IHS Markit Ltd. (INFO - Free Report) is scheduled to release third-quarter fiscal 2019 results on Sep 24, before the bell.
Shares of the company have gained 23.5% over the past year, outperforming the industry’s rise of 18.7%.
How Things Are Shaping Up
The Zacks Consensus Estimate for revenues in the to-be-reported quarter is pegged at $1.13 billion, indicating year-over-year growth of 12.8%. The expected growth is likely to be driven by strength across all four segments - Resources, Transportation, CMS and Financial Services.
The consensus estimate for the Resources segment stands at $224 million, indicating year-over-year growth of 5.7%. Strong performance across downstream pricing, chemicals and CERAWeek are likely to drive this expected growth.
The consensus mark for the Transportation segment stands at $323 million, suggesting year-over-year growth of 8.8%. Strong performance across auto, aerospace and defense and, maritime and trade businesses should drive the segments growth.
The CMS segment is expected to deliver year-over-year growth of 5.1% in the to-be-reported quarter driven by strength in the product design business.

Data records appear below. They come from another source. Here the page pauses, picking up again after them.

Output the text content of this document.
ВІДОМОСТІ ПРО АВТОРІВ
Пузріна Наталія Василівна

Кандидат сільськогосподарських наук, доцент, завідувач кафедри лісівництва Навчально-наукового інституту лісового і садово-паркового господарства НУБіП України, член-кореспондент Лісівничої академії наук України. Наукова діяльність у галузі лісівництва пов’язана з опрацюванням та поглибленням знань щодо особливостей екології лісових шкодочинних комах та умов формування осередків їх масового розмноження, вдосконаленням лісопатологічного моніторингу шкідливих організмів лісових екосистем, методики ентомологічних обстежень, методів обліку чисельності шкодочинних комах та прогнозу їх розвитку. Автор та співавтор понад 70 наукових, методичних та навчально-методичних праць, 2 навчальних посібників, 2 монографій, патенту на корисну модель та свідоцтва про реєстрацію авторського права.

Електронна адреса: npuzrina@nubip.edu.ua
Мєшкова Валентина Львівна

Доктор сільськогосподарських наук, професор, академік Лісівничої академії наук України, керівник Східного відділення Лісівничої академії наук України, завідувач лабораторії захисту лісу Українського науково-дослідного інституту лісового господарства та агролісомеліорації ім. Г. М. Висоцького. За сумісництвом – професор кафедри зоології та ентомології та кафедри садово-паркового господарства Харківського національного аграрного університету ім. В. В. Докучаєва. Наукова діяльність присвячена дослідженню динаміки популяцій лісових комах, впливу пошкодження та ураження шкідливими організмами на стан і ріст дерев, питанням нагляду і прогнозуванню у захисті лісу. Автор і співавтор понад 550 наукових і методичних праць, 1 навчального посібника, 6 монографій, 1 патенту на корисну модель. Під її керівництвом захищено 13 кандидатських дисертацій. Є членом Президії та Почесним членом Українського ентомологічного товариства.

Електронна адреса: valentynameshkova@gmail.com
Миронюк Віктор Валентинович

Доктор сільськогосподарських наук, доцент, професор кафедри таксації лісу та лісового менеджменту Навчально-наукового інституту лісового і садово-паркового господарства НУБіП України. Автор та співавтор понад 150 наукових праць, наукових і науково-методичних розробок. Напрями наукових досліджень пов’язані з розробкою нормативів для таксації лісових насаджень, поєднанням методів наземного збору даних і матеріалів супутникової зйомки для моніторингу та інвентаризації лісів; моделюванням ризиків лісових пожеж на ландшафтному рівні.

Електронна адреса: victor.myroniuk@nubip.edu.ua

The Financial Services segment revenues are expected to grow 23.4% year over year on the back of strength in WSO services and digital solutions, and strong performance of Ipreo.
In second-quarter fiscal 2019, total revenues of $1.14 billion increased 12.6% on a year-over-year basis.
IHS Markit Ltd. Revenue (TTM)
The consensus mark for earnings per share in the to-be-reported quarter is pegged at 63 cents, indicating year-over-year growth of 8.6%. The expected growth is likely to be driven by streamlining of internal processes, prudent investments in technology and product.
In second-quarter fiscal 2019, adjusted earnings per share of 71 cents increased 16.4% year over year.
What Our Model Says
According to the Zacks model, a company with a Zacks Rank #1 (Strong Buy), 2 (Buy) or 3 (Hold) has a good chance of beating estimates if it also has a positive Earnings ESP. Zacks Rank #4 (Sell) or 5 (Strong Sell) stocks are best avoided, especially if they have a negative Earnings ESP. You can uncover the best stocks to buy or sell before they’re reported with our Earnings ESP Filter.
IHS Markit has an Earnings ESP of 0.00% and a Zacks Rank #3, a combination that makes surprise prediction difficult.
Stocks to Consider
Some better-ranked stocks in the broader Zacks Business Services sector are S&P Global (SPGI - Free Report) , Nielsen (NLSN - Free Report) and Charles River Associates (CRAI - Free Report) , each carrying a Zacks Rank #2. You can see the complete list of today’s Zacks #1 Rank stocks here.
Long-term expected earnings (three to five years) growth rate for S&P Global, Nielsen and Charles River is 10%, 12% and 13%, respectively.